For context: This is for fast, dynamic, lookup-trees for vectors of Floats which are structured based on bit values (www.phtree.org)
The checks we do to make bit shift operations have predictable, well-defined behavior unfortunately cause quite a bit of unwanted code bloat here. This leads to a paradoxical situation where doing what seems to be more work at the high level ends up generating less machine code. Here’s what I came up with:
rawbit(x::Float64, bit::UInt64) = reinterpret(UInt64, x) & (1 << (63 & (bit-1)))

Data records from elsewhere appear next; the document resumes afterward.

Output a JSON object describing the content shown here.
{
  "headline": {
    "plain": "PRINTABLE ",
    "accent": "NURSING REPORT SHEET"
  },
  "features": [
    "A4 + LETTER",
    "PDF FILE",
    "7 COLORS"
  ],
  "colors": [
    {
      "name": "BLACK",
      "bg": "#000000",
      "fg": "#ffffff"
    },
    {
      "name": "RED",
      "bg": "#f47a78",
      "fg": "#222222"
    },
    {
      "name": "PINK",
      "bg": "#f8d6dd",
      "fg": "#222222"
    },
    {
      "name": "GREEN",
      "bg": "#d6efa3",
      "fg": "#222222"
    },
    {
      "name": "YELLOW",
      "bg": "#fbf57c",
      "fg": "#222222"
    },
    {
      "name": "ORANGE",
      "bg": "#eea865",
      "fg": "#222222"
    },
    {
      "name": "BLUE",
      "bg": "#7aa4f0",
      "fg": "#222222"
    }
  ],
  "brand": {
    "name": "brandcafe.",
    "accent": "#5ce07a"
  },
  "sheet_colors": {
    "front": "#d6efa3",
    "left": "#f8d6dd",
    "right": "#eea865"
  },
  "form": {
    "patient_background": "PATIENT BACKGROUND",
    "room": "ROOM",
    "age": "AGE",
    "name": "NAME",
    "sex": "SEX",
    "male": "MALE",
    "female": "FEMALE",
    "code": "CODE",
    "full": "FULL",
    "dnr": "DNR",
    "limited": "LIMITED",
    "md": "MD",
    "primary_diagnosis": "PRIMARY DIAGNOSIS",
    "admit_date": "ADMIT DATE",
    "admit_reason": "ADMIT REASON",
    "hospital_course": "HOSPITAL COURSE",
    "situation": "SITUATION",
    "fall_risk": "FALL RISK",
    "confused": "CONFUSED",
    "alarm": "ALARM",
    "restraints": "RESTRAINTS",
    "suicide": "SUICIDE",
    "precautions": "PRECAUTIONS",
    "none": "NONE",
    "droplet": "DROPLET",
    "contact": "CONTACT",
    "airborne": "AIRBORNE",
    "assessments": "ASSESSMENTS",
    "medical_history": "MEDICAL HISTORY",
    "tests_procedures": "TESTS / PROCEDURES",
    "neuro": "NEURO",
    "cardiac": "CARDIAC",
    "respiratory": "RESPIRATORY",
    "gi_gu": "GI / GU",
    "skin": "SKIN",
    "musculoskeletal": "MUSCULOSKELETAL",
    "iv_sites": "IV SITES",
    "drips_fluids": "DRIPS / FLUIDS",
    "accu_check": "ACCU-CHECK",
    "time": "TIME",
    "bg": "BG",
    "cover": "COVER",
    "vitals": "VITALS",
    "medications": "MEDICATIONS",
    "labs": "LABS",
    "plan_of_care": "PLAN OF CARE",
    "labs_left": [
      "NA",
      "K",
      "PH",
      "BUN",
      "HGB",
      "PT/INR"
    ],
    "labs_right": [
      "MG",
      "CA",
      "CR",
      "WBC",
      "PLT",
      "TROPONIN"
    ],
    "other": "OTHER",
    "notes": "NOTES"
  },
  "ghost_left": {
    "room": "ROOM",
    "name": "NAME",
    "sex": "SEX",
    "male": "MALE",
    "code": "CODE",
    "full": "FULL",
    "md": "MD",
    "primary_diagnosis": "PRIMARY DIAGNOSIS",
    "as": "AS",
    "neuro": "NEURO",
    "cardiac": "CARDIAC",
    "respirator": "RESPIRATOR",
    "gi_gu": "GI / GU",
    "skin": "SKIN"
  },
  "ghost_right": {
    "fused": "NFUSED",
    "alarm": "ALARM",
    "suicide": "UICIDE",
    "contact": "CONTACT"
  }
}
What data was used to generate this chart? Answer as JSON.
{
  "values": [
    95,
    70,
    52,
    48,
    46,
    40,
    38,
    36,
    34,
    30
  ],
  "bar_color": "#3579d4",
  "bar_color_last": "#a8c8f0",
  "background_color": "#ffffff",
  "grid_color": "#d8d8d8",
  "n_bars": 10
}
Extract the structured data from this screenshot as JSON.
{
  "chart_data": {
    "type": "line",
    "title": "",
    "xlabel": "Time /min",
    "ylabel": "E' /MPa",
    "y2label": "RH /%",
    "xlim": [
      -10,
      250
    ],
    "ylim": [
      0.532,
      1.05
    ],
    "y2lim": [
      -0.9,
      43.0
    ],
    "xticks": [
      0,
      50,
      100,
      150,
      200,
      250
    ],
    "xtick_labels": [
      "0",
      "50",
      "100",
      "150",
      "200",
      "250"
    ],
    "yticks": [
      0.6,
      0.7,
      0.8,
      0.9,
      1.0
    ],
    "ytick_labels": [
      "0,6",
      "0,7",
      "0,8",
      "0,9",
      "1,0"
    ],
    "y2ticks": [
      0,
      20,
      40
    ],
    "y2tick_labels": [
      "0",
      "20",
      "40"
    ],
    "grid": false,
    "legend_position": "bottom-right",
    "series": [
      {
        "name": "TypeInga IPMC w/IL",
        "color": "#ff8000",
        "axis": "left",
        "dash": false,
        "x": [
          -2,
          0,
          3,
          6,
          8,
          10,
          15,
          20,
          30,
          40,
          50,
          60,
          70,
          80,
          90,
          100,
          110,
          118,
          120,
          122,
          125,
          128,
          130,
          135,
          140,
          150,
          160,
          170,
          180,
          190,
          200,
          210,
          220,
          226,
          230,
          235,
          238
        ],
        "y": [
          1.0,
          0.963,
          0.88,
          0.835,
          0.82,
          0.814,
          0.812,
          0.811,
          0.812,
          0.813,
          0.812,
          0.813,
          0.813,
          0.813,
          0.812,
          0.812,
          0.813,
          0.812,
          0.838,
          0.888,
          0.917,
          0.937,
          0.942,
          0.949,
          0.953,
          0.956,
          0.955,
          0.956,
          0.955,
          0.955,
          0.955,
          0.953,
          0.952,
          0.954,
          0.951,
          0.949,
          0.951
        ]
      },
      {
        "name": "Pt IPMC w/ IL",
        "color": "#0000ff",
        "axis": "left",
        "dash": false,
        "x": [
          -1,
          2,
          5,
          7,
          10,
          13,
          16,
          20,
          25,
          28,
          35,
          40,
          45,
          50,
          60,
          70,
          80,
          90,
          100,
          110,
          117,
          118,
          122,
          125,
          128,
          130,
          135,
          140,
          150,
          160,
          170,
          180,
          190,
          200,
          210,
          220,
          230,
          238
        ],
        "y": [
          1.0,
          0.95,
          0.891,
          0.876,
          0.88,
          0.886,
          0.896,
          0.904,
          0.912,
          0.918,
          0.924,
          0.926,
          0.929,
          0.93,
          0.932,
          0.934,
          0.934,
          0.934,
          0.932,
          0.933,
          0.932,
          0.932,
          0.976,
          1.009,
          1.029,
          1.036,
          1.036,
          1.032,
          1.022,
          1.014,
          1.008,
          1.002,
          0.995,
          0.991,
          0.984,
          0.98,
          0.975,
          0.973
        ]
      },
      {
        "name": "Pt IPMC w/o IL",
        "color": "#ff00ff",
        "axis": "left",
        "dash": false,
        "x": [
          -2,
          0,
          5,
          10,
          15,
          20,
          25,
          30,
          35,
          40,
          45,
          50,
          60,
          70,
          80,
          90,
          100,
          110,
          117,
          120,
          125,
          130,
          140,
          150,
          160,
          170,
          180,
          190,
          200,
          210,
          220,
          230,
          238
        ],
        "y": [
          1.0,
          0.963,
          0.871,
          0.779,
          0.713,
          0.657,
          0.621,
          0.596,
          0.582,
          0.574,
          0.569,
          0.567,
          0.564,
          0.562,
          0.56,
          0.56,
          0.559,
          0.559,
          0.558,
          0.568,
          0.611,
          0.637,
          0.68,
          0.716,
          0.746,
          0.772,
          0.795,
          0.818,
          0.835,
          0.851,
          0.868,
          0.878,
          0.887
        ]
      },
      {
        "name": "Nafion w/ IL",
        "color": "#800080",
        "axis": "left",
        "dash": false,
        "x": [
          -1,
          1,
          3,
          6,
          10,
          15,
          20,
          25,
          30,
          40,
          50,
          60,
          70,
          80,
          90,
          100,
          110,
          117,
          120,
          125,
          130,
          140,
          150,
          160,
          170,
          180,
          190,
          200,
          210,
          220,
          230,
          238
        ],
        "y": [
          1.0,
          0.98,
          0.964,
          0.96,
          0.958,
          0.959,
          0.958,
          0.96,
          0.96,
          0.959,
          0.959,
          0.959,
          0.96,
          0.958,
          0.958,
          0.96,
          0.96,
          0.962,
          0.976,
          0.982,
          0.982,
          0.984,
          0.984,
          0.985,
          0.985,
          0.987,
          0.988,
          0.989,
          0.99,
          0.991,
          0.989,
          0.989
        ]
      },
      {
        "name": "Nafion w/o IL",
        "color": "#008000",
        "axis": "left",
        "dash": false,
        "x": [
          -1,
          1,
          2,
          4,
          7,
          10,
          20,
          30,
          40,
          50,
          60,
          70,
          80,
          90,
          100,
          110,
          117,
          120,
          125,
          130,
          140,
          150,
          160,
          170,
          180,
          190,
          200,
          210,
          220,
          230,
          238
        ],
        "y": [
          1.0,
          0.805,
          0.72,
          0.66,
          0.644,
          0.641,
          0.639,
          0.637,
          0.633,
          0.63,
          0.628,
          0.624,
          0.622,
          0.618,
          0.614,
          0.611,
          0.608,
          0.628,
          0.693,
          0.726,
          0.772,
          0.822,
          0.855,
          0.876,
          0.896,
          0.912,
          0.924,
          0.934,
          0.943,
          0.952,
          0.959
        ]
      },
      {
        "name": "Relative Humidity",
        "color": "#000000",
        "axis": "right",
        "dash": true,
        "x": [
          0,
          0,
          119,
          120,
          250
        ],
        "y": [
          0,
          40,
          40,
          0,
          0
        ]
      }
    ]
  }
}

rawbit(x::Float64, bit::Integer) = rawbit(x, bit % UInt64)
julia> @code_native rawbit(1.5, 3)
vmovq %xmm0, %rcx
addl $63, %edi
movl $1, %eax
shlxq %rdi, %rax, %rax
andq %rcx, %rax
retq
I’ve omitted all the verbose comments that @code_native
emits these days. The key tricks here are:
-
bits % UInt64
: modding the bit
index into the UInt64
type which is strictly non-negative allows the code to skip checking for negative shift values.
-
63 & (bit-1)
: anding the bit-1
shift value with 63 guarantees that the bit shift value cannot be too large which allows the code to skip checking for and handling overly large shift values.
The flip side is that the function has the explicit behavior that it mods all integer values it’s given into a shift value between 0 and 63. As long as you’re ok with that, this definition will work.
3 Likes
Oh, also, note that if you have code that uses constant values for bit
a lot of that code bloat goes away. For my definition for example:
bit12(x::Float64) = rawbit(x, 12)
julia> @code_native bit12(1.5)
vmovq %xmm0, %rax
andl $2048, %eax ## imm = 0x800
retq
That’s the minimal code you can hope for since you have to move float values to integer registers before you can do integer operations on them.
2 Likes
with this macro I copied from here rewritten so it works in a loop/iteration 1:64
macro make_rawbit(idx)
fn = Symbol(string("rawbit",idx))
quote
function $(esc(fn))(x::Float64)
rawbit(x, $idx)
end
end
end
or just written 64 times
@make_rawbit(i) where i=1:64
rawbits = (rawbit1, rawbit2, .., rawbit64)
rawbits[kthbit](targetfloat64)
rawbits[kthbit](targetfloat64)
compiles as rawbitk(targetfloat64)
I don’t think this is any more efficient than calling rawbit(x, bit)
with a constant bit
value (at least not on master, and I suspect on older versions as well).
It is not faster than that. It is exactly as fast as that (the native code appears identical).
I mentioned the approach to allow someone to get the performance you isolated without needing to know which bit they may need during the time of problem solution.
a celebration of your code
2 Likes
Thanks to both of you, this is very helpful.
This seems a case where the switch statement might be useful: A case/switch statement for Julia · Issue #18285 · JuliaLang/julia · GitHub
but I can also work with the code you’ve given me to pre-calc which rawbit function to use at which level (in my tree structure) and thus get good performance anyway.
Oh, for others that might have similar situation I should point out that Stefan’s solution require 0.7, on 0.6 the generated code is not as optimal.